L’Université de Lyon parviendra-t-elle finalement à fédérer les grandes universités du territoire Lyon Saint-Étienne autour d’un projet commun ? C’est, du moins, le chemin que prend Frank Debouck, le directeur de la Communauté d’universités et établissements de Lyon (ComUE). Nommé en mars dernier, l’ancien directeur de l’École centrale de Lyon veut tenter une nouvelle approche. Suite aux multiples échecs de réunification sous une même bannière, l’idée serait de regrouper les établissements par thématiques, autour de grands projets communs. Une stratégie qui trancherait avec les précédentes tentatives, car, de fait, le mal est profond et il traverse le temps.






"Les doyens régnaient en maîtres ainsi que les mandarins, ces professeurs au pouvoir quasi dictatorial sur la faculté"







Retour aux origines. L’histoire universitaire de Lyon est récente avec la naissance de la première université en 1896 seulement.

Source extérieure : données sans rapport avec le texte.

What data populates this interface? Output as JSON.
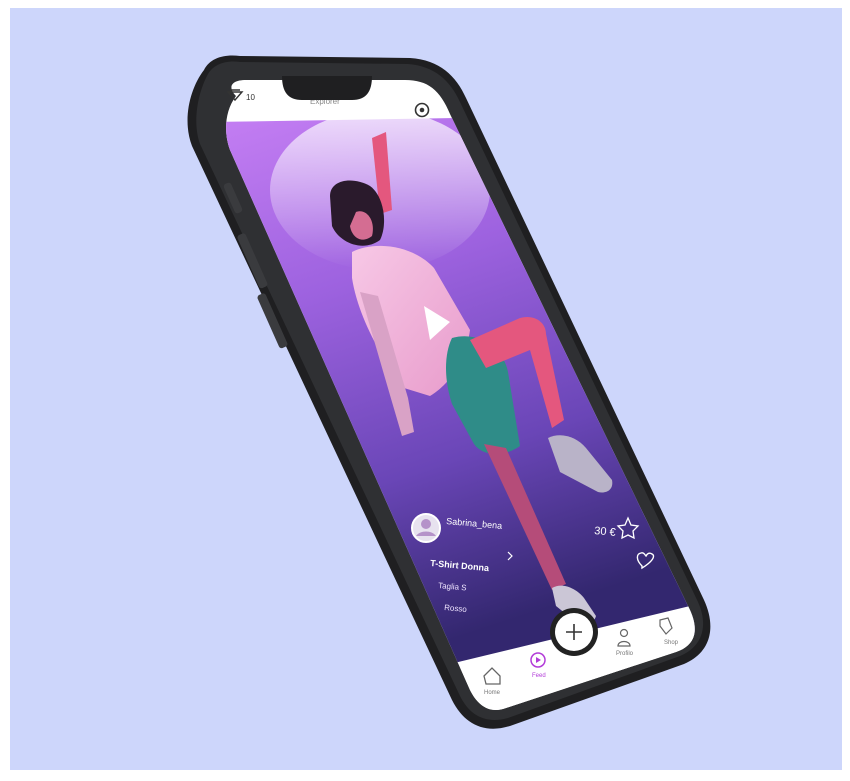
{
  "top_bar": {
    "gems_count": "10",
    "title": "Explorer"
  },
  "post": {
    "username": "Sabrina_bena",
    "product_name": "T-Shirt Donna",
    "size_label": "Taglia S",
    "color_label": "Rosso",
    "price": "30 €"
  },
  "tab_bar": {
    "home": "Home",
    "feed": "Feed",
    "profile": "Profilo",
    "shop": "Shop"
  },
  "colors": {
    "background": "#cdd6fb",
    "screen_gradient_top": "#b36ff0",
    "screen_gradient_bottom": "#3b2a7e",
    "accent": "#b23bd8",
    "phone_frame": "#2a2a2c"
  },
  "icons": [
    "gem-icon",
    "settings-icon",
    "play-icon",
    "star-icon",
    "heart-icon",
    "chevron-right-icon",
    "plus-icon",
    "home-icon",
    "feed-play-icon",
    "profile-icon",
    "shop-tag-icon"
  ]
}
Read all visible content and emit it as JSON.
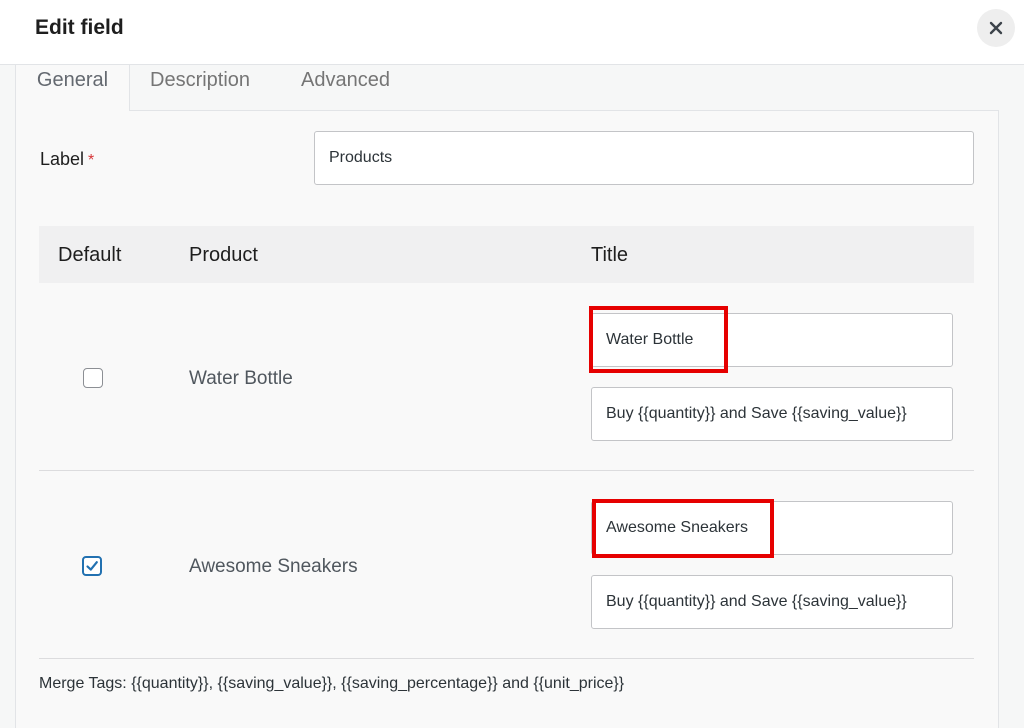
{
  "dialog": {
    "title": "Edit field",
    "close_icon": "close-icon"
  },
  "tabs": [
    {
      "label": "General",
      "active": true
    },
    {
      "label": "Description",
      "active": false
    },
    {
      "label": "Advanced",
      "active": false
    }
  ],
  "label_field": {
    "label": "Label",
    "required_mark": "*",
    "value": "Products"
  },
  "table": {
    "headers": {
      "default": "Default",
      "product": "Product",
      "title": "Title"
    },
    "rows": [
      {
        "default_checked": false,
        "product": "Water Bottle",
        "title": "Water Bottle",
        "subtitle": "Buy {{quantity}} and Save {{saving_value}}"
      },
      {
        "default_checked": true,
        "product": "Awesome Sneakers",
        "title": "Awesome Sneakers",
        "subtitle": "Buy {{quantity}} and Save {{saving_value}}"
      }
    ]
  },
  "merge_tags": "Merge Tags: {{quantity}}, {{saving_value}}, {{saving_percentage}} and {{unit_price}}",
  "colors": {
    "highlight": "#e60000",
    "accent": "#2271b1",
    "required": "#d63638"
  }
}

En comparaison, la Sorbonne date de l’an 1200 et les premières traces de l’Université de Bordeaux remontent à 1441. Un retard lyonnais – étonnant au regard de la taille de la ville – souvent attribué à l’identité résolument marchande et industrielle de Lyon, et donc tournée vers les formations techniques et d’ingénierie. Le XIXe siècle fut donc celui du rattrapage avec la création et l’installation d’un grand nombre d’écoles et de facultés. Conséquence, en 1896, les quatre facultés de Lyon (sciences, lettres, médecine et droit) se regroupent dans l’Université de Lyon. Chacune conserve un grand degré d’autonomie malgré le partage de ce qui était alors nommé le palais des Facultés, actuel palais Hirsch sur la rive gauche du Rhône, quai Claude-Bernard. Dès 1920, on compte plus de 3 500 étudiants universitaires à Lyon, soit la deuxième université du pays (17 000 à Paris).

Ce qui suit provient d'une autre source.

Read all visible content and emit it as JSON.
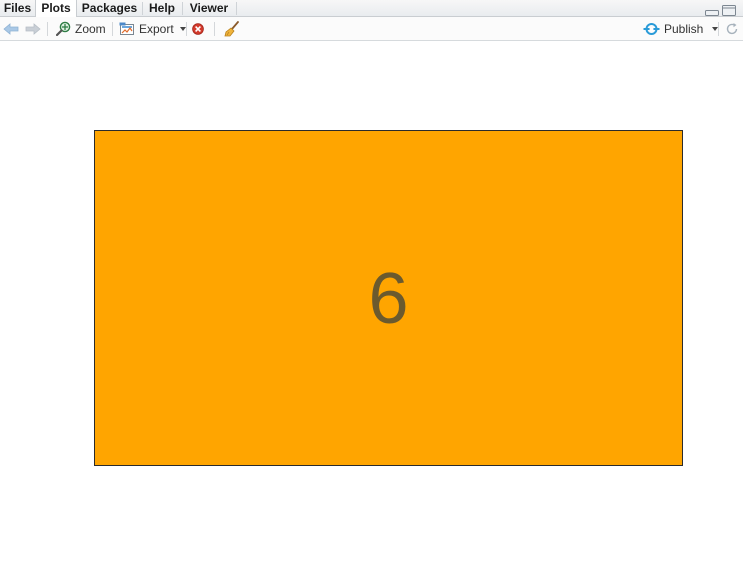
{
  "tabs": [
    {
      "label": "Files",
      "active": false
    },
    {
      "label": "Plots",
      "active": true
    },
    {
      "label": "Packages",
      "active": false
    },
    {
      "label": "Help",
      "active": false
    },
    {
      "label": "Viewer",
      "active": false
    }
  ],
  "toolbar": {
    "back_icon": "arrow-left-icon",
    "forward_icon": "arrow-right-icon",
    "zoom_label": "Zoom",
    "export_label": "Export",
    "remove_icon": "remove-plot-icon",
    "clear_icon": "broom-icon",
    "publish_label": "Publish",
    "refresh_icon": "refresh-icon"
  },
  "plot": {
    "value": "6",
    "fill_color": "#FFA500",
    "text_color": "#6B5A2E",
    "border_color": "#2B2B2B"
  }
}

La loi Edgar Faure de 1969


L’équilibre de ce modèle, reposant sur les facultés, tint jusqu’aux événements de mai 1968. “Avant les mouvements sociaux, nous étions loin du système d’aujourd’hui avec des présidents d’université. Les doyens régnaient en maîtres ainsi que les mandarins, ces professeurs au pouvoir quasi dictatorial sur la faculté et qui soufflaient le chaud et le froid”, analyse Vincent Porhel, maître de conférences en histoire contemporaine et spécialiste de la période. Mais le véritable changement survint après 1968. À l’écoute des revendications des manifestants, la loi Edgar Faure de 1969 prit en compte les demandes d’autonomie, et acta l’abandon du système de faculté tout en promouvant l’interdisciplinarité dans l’université. “Il y avait également une dimension politique car le pouvoir gaulliste voulait aussi soutenir des facultés de droite”, précise Vincent Porhel. De cette impulsion naquit  Lyon 2, par décret, en réunissant en son sein le droit, les lettres et les sciences humaines. Un an plus tard, Lyon 1 regroupait les facultés de sciences, de médecine et de pharmacie.

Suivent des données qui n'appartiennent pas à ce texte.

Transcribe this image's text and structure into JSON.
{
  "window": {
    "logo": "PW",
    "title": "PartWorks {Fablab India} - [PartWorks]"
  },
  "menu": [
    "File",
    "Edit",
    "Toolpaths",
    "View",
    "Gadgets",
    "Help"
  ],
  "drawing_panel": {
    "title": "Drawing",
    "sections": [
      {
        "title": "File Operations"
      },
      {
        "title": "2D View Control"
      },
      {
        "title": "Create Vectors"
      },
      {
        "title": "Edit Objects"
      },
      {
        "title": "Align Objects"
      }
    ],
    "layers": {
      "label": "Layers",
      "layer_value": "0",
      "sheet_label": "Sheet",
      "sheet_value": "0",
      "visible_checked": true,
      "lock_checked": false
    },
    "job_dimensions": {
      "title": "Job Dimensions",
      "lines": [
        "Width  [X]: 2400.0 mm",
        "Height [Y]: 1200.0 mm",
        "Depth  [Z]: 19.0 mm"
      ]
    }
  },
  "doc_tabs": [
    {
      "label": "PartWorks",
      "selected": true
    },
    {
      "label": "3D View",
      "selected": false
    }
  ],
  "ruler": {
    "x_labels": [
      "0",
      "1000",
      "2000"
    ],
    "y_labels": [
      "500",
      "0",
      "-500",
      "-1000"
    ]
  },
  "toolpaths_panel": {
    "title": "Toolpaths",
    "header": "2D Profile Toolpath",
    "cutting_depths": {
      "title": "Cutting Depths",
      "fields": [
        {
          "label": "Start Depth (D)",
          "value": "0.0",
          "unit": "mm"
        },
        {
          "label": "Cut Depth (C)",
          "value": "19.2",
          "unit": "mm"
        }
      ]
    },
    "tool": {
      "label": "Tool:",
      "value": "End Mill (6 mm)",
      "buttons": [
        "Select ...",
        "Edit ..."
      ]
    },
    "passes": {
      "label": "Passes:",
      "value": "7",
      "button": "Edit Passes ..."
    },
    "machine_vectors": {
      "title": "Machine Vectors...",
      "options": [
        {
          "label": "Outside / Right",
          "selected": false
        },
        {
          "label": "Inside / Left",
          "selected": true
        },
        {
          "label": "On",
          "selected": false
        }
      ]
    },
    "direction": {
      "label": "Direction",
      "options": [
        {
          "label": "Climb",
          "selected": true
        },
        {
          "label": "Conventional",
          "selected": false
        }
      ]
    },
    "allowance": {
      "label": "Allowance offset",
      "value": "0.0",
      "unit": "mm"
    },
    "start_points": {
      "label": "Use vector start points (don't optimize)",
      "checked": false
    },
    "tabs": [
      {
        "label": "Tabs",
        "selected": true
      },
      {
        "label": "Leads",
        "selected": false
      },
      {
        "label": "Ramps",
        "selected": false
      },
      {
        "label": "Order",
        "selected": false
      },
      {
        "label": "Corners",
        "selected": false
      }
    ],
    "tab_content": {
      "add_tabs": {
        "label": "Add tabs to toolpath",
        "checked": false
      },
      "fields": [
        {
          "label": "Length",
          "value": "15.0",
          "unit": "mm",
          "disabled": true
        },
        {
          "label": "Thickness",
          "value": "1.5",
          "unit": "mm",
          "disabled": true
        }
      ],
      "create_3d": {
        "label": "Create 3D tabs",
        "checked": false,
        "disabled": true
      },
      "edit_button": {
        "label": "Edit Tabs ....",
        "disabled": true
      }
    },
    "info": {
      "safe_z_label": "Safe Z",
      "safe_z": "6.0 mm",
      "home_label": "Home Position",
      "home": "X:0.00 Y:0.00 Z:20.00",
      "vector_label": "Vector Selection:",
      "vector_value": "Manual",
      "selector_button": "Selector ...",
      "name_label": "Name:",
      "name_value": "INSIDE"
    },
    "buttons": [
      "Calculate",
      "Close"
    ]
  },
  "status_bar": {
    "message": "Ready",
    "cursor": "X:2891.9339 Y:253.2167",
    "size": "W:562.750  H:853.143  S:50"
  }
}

La juxtaposition des facultés réparties dans Lyon 1 et Lyon 2 respectait alors mal la logique d’universités interdisciplinaires







Problème, Lyon 2 est perçue comme trop grosse et sa forme ne satisfaisait personne. L’État considérait que l’autonomie et la gestion partagée étaient impossibles avec une entité trop importante. De plus, la juxtaposition des facultés réparties dans Lyon 1 et Lyon 2 respectait alors mal la logique d’universités interdisciplinaires. D’ailleurs, le décret de création de Lyon 2 contenait déjà l’idée de la création de Lyon 3 sur le terrain de Lacroix-Laval, à l’ouest de la ville. Lyon 2 devait ainsi être totalement repoussée à Bron-Parilly et Lyon 1 à la Doua à Villeurbanne. De cette géographie initiale – rapidement abandonnée – est née la ligne de fracture entre une université perçue comme élitiste et une autre populaire. Pour illustrer ce contexte de fortes tensions : la démission du président provisoire de Lyon 2 en 1971 et l’élection en treize tours de son successeur. Tout un symbole.